Lumbar Decompression Doesn't Lead to Weight Loss
After successful surgery, few overweight and obese patients lose significant amount of weight
THURSDAY, April 10 (HealthDay News) -- After successful lumbar decompression surgery, most overweight and obese patients either maintain or gain body weight despite significant improvements in physical function and symptoms such as neurogenic claudication, according to a study published in the April issue of the Journal of Bone & Joint Surgery.
Ryan M. Garcia, M.D., of Case Western Reserve University in Cleveland, Ohio, and colleagues assessed 63 patients (mean age 53.4) preoperatively and at a mean of 34.4 months after surgery.
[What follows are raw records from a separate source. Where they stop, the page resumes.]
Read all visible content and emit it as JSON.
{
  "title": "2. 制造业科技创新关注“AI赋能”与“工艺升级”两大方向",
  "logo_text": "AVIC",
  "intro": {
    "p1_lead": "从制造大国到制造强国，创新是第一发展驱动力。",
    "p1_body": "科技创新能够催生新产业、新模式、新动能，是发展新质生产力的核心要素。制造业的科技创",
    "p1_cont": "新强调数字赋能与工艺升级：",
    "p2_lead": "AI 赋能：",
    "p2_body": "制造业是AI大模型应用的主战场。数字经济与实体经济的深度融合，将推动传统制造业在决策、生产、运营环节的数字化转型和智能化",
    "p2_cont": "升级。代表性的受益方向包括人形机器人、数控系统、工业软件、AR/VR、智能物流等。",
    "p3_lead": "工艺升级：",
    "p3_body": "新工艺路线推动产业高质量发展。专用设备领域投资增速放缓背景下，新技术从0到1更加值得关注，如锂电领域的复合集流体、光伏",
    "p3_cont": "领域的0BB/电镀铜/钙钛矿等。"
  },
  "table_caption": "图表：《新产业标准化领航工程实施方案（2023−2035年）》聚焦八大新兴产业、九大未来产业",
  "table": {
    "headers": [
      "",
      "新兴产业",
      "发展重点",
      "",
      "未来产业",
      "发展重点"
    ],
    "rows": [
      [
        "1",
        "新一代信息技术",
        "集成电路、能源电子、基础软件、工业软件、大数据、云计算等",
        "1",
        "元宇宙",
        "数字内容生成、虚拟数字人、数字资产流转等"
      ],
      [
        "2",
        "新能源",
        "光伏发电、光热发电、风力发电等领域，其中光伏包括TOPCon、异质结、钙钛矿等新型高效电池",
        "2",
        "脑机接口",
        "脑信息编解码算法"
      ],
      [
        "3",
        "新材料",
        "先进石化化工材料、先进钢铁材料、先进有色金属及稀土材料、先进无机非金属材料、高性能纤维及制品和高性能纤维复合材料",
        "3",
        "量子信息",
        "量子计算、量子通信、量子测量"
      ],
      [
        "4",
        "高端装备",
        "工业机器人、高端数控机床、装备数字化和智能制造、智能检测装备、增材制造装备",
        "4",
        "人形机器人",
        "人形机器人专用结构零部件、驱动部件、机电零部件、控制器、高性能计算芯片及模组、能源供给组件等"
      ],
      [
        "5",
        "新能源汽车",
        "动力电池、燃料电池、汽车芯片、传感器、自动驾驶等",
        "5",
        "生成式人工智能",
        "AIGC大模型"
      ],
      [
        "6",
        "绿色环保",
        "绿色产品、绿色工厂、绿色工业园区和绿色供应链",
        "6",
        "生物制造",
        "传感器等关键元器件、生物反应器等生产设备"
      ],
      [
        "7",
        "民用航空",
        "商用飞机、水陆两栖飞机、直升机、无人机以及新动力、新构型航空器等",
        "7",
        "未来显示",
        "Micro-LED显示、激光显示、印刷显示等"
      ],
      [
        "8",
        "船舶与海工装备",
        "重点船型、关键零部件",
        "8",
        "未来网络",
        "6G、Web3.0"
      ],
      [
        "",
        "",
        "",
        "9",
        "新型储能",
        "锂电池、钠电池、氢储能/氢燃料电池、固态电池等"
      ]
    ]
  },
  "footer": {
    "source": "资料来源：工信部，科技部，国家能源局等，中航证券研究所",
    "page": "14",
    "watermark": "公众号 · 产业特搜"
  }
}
The researchers found significant improvements in physical function and symptom severity scores (53 percent and 56.4 percent, respectively). But they also found significant increases in mean body weight and mean body mass index (2.48 kg and 0.83 kg/m2, respectively). Only 6 percent of patients lost at least 5 percent of their preoperative body weight compared to 59 percent who maintained their preoperative body weight, and 35 percent who gained at least 5 percent of their preoperative body weight.
"Weight loss following resolution of lower-extremity claudication symptoms may be an unrealistic expectation for patients," the authors conclude. "Patients should be counseled preoperatively and encouraged to participate in a weight reduction program before and after undergoing lumbar decompression surgery."